Cuando llegué a la UPR en Río Piedras no me encontré con ninguna variación de Kingsfield, por lo menos en lo que se refiere a instructores inaccesibles. Lo que sí hallé fueron profesores abiertos, ingeniosos, generosos y dedicados que transformaban el salón de clase en un espacio simultáneamente retante y placentero. Los estilos de enseñanza de Rosa Luisa Márquez, Ana Lydia Vega, Lowell Fiet, Diane Accaria y el fenecido Emilio Nazario promovían la curiosidad, la creatividad y el rigor intelectual de maneras innovadoras y fascinantes. Estas valiosas experiencias me hicieron entender que mi pasión por las Humanidades estaba vinculada tanto a sus disciplinas como a las maneras ingeniosas a la que las mismas se prestan para convertir al salón de clases en un lugar fantástico donde se puede motivar a los estudiantes a desarrollar su intelecto y su imaginación.

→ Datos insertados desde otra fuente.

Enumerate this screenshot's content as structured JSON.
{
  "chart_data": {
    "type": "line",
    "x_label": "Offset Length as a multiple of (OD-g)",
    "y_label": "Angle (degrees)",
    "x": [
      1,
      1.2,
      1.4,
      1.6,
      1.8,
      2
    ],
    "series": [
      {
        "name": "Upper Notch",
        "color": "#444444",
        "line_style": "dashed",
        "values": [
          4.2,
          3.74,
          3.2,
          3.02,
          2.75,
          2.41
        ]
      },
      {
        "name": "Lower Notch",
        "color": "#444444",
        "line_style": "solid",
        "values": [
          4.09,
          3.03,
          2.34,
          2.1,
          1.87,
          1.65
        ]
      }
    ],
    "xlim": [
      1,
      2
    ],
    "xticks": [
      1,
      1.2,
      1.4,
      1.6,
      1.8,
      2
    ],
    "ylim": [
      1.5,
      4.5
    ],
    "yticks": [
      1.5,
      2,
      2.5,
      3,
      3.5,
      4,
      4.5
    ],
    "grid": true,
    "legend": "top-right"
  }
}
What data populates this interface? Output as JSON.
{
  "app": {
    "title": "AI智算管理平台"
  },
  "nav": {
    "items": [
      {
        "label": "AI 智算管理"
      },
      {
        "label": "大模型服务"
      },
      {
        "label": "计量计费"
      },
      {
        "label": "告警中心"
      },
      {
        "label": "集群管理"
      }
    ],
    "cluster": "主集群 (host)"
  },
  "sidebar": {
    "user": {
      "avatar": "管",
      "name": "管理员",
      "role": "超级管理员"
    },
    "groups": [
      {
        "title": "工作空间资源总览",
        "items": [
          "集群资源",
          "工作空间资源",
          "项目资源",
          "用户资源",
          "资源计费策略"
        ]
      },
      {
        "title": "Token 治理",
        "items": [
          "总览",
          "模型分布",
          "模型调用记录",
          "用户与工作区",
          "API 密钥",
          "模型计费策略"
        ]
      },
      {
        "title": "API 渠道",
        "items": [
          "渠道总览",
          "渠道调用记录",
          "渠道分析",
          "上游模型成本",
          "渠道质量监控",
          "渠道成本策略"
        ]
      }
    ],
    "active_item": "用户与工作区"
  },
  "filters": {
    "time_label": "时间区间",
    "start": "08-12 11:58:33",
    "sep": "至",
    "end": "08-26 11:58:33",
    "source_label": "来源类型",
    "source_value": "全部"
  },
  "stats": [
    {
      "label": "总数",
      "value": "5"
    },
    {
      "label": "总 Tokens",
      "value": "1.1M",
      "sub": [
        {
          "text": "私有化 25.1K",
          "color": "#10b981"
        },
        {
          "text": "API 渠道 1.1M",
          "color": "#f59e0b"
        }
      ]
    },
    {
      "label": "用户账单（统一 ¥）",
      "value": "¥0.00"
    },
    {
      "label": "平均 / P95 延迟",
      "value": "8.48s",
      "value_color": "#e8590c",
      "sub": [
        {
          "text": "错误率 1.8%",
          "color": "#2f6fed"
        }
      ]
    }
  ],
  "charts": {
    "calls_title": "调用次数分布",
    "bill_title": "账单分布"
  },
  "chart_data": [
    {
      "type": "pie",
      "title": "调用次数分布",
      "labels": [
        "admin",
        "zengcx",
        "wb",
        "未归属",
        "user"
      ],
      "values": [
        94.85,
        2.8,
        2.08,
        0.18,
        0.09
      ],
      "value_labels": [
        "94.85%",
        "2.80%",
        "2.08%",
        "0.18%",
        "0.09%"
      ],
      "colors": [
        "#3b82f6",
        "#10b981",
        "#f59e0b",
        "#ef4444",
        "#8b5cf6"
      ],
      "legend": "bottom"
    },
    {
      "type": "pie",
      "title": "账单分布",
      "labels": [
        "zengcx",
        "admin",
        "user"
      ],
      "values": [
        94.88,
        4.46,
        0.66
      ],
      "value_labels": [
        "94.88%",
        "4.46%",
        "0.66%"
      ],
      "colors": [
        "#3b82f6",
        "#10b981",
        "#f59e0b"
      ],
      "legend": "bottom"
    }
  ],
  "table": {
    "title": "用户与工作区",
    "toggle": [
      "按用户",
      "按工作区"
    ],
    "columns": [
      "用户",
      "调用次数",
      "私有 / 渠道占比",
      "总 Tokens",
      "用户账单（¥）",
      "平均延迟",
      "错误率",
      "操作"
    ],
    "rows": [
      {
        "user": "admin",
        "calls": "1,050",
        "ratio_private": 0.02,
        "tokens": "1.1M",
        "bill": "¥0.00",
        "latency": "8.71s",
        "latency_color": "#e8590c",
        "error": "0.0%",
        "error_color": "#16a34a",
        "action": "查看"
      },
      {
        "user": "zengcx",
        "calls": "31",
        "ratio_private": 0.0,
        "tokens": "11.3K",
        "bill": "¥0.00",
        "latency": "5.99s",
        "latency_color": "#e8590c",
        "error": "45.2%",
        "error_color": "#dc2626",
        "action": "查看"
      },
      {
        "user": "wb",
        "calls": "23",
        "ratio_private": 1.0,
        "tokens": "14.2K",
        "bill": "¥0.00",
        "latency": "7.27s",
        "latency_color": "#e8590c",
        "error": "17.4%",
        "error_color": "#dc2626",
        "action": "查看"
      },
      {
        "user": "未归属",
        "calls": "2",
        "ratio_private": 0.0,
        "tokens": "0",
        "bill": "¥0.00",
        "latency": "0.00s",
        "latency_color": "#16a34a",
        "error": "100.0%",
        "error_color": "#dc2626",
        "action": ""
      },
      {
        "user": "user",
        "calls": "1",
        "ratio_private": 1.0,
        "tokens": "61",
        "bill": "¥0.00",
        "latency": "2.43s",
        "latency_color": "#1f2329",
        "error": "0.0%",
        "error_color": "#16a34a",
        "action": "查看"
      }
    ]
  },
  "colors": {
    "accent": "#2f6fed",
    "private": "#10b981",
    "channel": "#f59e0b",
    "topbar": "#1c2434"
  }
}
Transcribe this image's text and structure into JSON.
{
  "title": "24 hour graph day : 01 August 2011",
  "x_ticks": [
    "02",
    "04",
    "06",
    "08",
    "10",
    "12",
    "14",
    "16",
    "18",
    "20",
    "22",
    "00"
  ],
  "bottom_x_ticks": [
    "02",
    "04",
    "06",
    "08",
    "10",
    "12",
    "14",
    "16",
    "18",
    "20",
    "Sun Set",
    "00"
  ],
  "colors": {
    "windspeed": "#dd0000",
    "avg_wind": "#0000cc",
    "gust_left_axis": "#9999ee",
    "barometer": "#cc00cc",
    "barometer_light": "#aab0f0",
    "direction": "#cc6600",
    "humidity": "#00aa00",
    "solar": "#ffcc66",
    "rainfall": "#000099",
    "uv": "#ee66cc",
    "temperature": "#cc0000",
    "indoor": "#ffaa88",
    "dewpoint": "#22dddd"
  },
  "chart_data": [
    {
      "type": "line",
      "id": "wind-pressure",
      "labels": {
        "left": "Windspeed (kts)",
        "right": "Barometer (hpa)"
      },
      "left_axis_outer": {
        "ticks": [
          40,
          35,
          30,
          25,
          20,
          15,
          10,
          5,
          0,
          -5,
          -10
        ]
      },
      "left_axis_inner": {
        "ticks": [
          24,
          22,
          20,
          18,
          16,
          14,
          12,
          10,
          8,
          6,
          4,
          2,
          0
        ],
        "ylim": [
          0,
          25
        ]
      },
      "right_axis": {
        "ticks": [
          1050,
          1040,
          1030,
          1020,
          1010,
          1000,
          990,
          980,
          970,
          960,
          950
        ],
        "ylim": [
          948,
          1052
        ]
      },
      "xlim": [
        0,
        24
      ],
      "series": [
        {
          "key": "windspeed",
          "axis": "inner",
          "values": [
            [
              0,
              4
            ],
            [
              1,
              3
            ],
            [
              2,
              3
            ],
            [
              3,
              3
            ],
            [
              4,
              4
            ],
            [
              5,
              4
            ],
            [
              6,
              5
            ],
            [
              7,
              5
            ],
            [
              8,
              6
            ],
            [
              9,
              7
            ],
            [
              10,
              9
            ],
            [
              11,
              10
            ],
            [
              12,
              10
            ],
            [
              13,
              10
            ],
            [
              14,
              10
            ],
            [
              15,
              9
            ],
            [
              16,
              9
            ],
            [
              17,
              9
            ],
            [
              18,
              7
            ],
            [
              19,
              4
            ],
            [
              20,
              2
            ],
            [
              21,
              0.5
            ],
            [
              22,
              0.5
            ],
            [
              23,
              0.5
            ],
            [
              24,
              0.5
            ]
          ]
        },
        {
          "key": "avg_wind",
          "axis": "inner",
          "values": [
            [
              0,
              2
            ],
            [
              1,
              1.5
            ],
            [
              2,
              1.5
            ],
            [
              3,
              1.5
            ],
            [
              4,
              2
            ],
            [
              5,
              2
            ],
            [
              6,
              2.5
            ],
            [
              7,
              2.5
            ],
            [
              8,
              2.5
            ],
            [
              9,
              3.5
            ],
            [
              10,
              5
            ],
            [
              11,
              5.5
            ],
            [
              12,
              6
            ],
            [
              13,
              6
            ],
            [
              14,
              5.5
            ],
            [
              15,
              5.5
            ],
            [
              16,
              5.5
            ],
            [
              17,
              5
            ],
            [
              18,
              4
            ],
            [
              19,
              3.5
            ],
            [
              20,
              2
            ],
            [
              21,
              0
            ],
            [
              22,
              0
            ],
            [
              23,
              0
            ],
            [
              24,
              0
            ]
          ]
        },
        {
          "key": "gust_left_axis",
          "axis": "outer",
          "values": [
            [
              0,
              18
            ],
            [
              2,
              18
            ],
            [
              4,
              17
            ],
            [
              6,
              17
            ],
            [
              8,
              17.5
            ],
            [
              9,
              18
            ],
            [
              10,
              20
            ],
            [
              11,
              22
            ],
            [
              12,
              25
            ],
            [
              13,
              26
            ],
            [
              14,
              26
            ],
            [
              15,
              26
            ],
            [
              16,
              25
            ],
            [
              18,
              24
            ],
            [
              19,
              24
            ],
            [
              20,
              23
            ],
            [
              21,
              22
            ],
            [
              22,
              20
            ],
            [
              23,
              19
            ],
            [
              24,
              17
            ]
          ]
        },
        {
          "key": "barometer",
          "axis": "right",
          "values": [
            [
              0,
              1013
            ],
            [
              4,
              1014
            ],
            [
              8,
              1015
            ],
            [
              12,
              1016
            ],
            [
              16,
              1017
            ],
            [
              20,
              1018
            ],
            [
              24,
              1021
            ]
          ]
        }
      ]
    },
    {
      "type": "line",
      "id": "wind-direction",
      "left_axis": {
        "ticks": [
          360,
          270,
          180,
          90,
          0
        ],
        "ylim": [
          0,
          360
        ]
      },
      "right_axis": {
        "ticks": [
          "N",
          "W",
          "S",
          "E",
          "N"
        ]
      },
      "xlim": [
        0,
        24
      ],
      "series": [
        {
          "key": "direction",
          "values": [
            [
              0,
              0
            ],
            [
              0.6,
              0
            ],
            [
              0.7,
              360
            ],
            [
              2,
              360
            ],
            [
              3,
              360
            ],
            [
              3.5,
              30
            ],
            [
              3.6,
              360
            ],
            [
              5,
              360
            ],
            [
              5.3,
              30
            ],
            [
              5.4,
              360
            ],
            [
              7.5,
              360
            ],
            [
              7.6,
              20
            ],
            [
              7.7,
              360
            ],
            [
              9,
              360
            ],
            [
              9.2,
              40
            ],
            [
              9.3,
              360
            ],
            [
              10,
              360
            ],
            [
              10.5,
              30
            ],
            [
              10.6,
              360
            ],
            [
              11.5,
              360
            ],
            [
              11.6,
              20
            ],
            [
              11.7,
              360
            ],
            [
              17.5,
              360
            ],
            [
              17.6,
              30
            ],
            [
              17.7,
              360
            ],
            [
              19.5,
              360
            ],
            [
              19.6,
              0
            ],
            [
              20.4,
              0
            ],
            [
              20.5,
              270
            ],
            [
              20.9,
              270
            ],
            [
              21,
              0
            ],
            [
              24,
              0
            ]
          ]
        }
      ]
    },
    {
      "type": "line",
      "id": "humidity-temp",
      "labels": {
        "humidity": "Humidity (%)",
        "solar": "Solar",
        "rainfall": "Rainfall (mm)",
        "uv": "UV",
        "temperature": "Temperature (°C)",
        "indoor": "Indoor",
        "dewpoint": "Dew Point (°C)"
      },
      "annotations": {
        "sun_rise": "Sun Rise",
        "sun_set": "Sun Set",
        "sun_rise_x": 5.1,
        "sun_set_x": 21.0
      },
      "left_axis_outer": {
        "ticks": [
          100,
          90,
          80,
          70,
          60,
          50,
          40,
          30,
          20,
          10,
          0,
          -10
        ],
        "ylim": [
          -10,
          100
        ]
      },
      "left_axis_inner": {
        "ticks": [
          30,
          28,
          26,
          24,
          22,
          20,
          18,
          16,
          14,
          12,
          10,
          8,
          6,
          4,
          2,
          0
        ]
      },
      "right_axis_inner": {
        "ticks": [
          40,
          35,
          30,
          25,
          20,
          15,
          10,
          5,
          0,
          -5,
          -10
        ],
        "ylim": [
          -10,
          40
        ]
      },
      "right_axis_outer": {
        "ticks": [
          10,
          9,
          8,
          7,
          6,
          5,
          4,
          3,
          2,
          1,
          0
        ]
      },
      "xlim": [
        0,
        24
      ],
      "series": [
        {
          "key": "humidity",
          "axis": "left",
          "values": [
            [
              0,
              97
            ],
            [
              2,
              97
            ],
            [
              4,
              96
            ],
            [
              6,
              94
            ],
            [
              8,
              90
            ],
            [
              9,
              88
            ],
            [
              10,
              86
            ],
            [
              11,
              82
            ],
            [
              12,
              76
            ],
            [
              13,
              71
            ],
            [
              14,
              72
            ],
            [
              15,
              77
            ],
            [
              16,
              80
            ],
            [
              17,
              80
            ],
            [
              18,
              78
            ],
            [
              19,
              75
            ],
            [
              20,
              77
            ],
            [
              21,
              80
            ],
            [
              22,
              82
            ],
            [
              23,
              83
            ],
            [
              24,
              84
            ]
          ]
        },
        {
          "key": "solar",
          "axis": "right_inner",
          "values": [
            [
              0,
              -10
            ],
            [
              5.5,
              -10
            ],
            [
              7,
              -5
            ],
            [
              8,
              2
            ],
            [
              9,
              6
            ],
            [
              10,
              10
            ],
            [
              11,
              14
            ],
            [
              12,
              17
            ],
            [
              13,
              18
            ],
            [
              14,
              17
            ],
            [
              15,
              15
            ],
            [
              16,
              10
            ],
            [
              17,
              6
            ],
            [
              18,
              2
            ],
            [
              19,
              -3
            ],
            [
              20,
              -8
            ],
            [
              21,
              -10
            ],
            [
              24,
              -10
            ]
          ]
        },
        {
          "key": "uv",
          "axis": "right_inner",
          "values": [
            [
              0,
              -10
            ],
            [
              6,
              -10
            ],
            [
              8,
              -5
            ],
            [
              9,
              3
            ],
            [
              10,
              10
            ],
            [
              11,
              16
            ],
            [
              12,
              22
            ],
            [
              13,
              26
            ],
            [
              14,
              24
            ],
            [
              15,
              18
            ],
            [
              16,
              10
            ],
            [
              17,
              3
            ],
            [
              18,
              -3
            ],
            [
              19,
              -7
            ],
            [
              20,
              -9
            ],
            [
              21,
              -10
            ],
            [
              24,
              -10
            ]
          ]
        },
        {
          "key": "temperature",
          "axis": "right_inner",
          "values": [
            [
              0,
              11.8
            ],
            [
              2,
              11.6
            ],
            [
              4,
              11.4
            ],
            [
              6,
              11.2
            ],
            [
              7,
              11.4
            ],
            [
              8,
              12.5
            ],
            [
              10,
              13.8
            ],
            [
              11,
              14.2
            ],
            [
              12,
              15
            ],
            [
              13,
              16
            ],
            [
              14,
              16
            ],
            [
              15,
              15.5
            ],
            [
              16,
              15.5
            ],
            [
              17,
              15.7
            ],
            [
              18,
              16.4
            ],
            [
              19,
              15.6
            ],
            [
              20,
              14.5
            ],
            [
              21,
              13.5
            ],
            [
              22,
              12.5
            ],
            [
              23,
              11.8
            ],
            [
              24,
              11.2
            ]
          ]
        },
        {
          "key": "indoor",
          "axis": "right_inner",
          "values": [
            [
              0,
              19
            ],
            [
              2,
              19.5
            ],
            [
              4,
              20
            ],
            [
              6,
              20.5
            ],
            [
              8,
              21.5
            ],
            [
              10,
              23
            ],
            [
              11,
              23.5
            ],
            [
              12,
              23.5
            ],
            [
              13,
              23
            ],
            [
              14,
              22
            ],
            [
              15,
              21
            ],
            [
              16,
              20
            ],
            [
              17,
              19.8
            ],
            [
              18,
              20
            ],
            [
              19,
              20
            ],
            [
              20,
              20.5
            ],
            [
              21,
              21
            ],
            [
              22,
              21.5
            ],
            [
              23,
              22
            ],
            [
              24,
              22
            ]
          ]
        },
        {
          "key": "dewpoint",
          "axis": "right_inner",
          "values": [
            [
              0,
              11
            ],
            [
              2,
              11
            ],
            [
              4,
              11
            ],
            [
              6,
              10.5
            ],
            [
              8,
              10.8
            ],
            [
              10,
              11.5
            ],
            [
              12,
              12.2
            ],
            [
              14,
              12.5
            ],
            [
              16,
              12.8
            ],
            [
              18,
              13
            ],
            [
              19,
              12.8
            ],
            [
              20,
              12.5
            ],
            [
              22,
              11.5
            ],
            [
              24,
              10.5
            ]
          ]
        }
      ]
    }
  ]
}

La semejanza principal entre The Paper Chase y mis experiencias, tanto en el bachillerato como en la escuela graduada, lo fue encontrar otros estudiantes que me enseñaron tanto o más que muchos profesores universitarios. Así como James tenía su grupo de estudio y apoyo (Franklin, Thomas, Willis, Elizabeth y Jonathan), yo pude aprender, crecer y sobrevivir por muchos años gracias a la amistad y la solidaridad de Jossianna, Eduardo, Yeidy, Panky, Pablo, Puchi, Dorcas, Ita, Cao, Laura, Javier, Efra, Gildren, Rolando, Lindy, Charo, Chano, Sonya, Guille, Anabelle, Abadha y Luisela. Gracias a este grupo de pensadores, artistas y jodedores pude entender en carne propia lo que significaba ser parte de una generación. El sentido de comunidad que nos unía estaba basado en nuestras afinidades humanistas, las cuales eran parte de nuestras vivencias cotidianas, ya fuese en los pasillos del edificio Luis Palés Matos, en la placita Antonia Martínez, en las calles del Viejo San Juan, en la pista de baile de la discoteca Souvenirs o en las playas de Culebra. El cine y el teatro, la música y la pintura, la filosofía y la historia, la literatura y la teoría nos abrieron las puertas a nuevos mundos de posibilidades infinitas que nos permitían imaginarnos de formas creativas y diferentes. Así, decidí que la mejor manera de compartir con el mayor número posible de personas cómo las Humanidades habían transformado mi vida –mejor dicho, cómo me habían volado la cabeza– lo era convirtiéndome en un profesor de una de sus disciplinas. De esta manera, podría continuar no sólo aprendiendo cosas nuevas constantemente, sino también teniendo diálogos estimulantes y significativos por el resto de mi vida.
Tuve la dicha de recibir una crianza donde la noción de la educación no estaba limitada a pensar exclusivamente en cuán empleable pordría ser yo en el futuro. Mis padres me apoyaron en mi decisión de enfocarme primero en la literatura y luego en el cine porque se dieron cuenta de que esto era lo que me producía un sentido de plenitud y de satisfacción. Quiero creer que la oportunidad que tuve también está disponible para todos aquellos que se aventuren a descubrir las riquezas y los placeres que ofrecen las Humanidades.